5-HTP is generally recommended over l-tryptophan because it crosses the blood-brain barrier and gets converted into serotonin more efficiently than l-tryptophan. Studies have shown greater results in alleviating depression with 5-HTP supplementation.

Selenium

A study looked at selenium and depression with a total of 978 young adults aged 17 to 25. Participants filled out a questionnaire to track their mood daily for two weeks to determine their levels of depression. Blood tests were done to determine their selenium levels. The results showed that when selenium levels are too low or too high depressive symptoms were much more likely. The study also showed that lower concentrations of selenium were found to be more detrimental than higher levels.

Vitamin D

Many studies have shown a link between vitamin D deficiency and depression. People with low vitamin D were at a much greater risk of depression. We recommend daily access to sunlight. For those who live in an area where it’s not possible to get enough sunlight, and for those who are overweight, vitamin D supplementation makes sense.

B Vitamin Complex

According to some experts, one of the common causes of chronic depression is a lack of or imbalance of B vitamins. Vitamins B3, B6, B9, and B12 are all known to be imperative for proper brain health and hormone production. Taking just one B vitamin for a long period of time can cause an imbalance that can be more detrimental to health than being low in most or all Bs. Poor B vitamin assimilation is a sign of poor gut health.

Ashwagandha

Laboratory rats were administered imipramine (a common anti-depressant medication) or ashwagandha, sometimes known as Indian ginseng. and the results were almost identical. In another study, ashwagandha also was found to work as well as diazepam with depression and anxiety caused by social isolation. Ashwagandha is an effective anti-depressant without the serious side effects that medication comes with.

Eleuthero

Eleuthero has a mild sedative effect and supports the adrenals and inhibits stress hormones. While this herb can be a godsend to some, it also can be overstimulating and is contraindicated in some people, especially those with very high blood pressure.

Holy Basil

Holy basil is well known for its ability to reduce inflammation, stress, and anxiety and it can help manage depression. Research has shown that holy basil decreases the amount of cortisol released during stressful events.

Maca Root

Maca root, sometimes known as Peruvian ginseng, has been shown to help reduce depression and anxiety. A study compared postmenopausal women who took maca root versus those who took a placebo. The study revealed a significant reduction in anxiety, depression, and sexual dysfunction after maca consumption.

St.
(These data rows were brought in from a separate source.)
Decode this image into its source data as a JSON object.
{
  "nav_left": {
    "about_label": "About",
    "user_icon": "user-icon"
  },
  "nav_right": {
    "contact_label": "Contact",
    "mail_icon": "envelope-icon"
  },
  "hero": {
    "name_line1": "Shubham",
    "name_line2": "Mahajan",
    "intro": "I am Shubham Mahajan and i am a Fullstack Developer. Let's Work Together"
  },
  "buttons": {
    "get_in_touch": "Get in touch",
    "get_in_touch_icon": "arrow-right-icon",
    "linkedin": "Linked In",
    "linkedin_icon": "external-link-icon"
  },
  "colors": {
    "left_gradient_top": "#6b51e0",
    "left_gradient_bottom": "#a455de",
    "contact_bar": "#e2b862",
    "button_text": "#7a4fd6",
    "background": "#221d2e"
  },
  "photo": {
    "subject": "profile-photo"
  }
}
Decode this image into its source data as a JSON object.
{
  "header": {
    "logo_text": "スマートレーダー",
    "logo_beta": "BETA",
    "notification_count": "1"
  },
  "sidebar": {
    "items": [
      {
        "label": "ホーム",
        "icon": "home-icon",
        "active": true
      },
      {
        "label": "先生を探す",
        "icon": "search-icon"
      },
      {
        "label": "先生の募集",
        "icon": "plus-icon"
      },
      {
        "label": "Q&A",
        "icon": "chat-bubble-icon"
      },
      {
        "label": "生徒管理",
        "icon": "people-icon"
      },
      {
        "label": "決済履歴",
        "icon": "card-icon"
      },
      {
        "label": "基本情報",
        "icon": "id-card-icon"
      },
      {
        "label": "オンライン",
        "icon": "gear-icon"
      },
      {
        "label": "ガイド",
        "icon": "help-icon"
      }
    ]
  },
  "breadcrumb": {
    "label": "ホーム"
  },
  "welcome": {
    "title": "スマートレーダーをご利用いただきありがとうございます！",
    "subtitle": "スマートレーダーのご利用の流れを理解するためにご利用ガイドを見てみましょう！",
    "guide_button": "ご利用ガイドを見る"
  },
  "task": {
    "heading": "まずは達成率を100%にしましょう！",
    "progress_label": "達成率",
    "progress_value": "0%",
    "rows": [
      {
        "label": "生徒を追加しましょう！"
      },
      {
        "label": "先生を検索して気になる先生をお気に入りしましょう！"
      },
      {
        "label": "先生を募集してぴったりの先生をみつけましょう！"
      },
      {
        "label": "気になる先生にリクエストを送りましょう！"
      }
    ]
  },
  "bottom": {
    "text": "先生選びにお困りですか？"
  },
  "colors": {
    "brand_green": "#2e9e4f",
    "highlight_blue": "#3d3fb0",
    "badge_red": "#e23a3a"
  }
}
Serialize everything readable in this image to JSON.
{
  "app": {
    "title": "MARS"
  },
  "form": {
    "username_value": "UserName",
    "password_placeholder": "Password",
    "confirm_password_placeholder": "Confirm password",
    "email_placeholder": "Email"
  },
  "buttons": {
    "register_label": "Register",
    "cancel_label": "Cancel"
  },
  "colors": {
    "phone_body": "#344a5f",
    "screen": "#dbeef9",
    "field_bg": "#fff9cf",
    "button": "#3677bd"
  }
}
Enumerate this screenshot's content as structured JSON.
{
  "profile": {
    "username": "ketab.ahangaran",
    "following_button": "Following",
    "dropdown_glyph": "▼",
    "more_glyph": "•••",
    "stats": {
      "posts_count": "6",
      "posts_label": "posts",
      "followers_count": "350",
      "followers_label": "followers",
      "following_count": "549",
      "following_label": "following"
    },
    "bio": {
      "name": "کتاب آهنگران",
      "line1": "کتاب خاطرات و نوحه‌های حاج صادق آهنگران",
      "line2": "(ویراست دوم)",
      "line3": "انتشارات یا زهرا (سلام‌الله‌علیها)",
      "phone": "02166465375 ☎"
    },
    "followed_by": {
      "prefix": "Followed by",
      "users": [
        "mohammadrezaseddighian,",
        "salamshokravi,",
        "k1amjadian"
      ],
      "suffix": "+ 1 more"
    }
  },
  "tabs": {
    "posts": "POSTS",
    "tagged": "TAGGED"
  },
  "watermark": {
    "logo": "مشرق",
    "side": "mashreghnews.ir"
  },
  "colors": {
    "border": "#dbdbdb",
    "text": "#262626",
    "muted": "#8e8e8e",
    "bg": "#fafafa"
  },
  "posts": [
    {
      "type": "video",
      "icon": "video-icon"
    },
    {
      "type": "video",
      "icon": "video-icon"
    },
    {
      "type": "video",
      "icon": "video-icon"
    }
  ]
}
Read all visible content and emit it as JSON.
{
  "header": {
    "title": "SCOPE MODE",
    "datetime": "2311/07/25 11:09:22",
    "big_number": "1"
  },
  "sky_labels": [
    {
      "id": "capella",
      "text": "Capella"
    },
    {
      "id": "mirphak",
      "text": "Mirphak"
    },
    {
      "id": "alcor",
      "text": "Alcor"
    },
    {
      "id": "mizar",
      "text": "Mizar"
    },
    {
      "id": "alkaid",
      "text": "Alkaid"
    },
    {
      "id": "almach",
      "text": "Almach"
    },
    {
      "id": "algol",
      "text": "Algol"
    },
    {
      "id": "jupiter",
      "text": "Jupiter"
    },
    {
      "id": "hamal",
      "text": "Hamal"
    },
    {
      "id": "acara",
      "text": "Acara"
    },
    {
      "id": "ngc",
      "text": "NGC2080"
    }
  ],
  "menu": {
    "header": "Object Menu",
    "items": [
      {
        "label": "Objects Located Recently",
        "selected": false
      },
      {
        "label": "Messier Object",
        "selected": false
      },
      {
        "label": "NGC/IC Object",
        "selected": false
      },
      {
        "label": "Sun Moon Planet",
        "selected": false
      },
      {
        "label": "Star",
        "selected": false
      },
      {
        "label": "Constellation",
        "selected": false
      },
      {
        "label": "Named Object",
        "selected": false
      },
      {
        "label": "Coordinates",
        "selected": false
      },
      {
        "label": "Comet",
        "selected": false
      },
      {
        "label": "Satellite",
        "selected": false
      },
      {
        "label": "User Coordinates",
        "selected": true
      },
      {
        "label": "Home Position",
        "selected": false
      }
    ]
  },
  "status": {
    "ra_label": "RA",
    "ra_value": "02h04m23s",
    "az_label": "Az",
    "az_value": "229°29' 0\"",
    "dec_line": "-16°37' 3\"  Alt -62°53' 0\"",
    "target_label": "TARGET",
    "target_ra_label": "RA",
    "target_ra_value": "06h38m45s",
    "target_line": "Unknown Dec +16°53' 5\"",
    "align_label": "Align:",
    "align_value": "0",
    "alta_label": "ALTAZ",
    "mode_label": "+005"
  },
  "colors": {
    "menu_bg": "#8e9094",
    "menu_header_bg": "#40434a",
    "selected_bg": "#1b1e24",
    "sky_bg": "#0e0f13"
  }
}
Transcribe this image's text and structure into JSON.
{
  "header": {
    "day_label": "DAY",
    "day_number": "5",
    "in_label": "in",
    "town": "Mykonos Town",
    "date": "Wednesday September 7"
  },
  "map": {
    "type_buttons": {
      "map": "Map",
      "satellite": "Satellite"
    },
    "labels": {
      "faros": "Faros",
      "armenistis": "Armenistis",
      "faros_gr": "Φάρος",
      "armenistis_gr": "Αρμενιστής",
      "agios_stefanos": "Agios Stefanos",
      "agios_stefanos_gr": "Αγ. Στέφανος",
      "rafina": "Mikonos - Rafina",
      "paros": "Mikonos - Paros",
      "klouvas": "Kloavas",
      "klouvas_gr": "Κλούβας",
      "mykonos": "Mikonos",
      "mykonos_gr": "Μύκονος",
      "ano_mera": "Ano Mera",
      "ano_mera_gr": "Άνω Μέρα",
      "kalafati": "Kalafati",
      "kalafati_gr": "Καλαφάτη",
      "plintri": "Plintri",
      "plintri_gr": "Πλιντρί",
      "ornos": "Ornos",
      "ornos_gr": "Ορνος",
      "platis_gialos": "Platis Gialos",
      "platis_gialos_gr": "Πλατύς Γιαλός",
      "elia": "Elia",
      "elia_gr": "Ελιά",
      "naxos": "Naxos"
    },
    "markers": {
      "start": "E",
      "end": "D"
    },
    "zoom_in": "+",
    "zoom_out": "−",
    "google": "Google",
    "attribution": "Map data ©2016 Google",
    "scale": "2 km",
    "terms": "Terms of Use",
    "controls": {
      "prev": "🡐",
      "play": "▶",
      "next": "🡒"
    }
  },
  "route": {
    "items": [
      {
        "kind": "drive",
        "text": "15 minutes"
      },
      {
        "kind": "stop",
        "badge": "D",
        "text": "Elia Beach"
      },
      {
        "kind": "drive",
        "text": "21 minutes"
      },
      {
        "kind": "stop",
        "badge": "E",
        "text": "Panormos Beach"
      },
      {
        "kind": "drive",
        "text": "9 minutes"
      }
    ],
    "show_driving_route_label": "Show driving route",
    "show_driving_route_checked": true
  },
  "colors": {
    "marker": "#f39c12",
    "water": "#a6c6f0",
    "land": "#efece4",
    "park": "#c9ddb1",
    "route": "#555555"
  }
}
John’s Wort

Dubbed “nature’s antidepressant,” St. John’s wort is a very popular alternative to antidepressant medication for those dealing with depression. Multiple studies have shown that this herb can be as effective as medication for mild to moderate depression. It could likely help with severe depression as well but there have not been enough studies done on this yet.

Conclusion

No medications will work to treat chronic depression forever, and the same is true for supplements. There are also many different nutrient deficiencies that can lead to depression. Taking one or two supplements may help for a little while, but the root cause will not be addressed without lifestyle changes.

If you suffer from depression, stop letting corporations make your food for you, heal your gut, get outside, and put in the hard work to get well. I know that’s easier said than done. I’ve been there. I’m prone to depression and I’ve had some catastrophic loses in my life. I recommend baby steps. And gut health is paramount!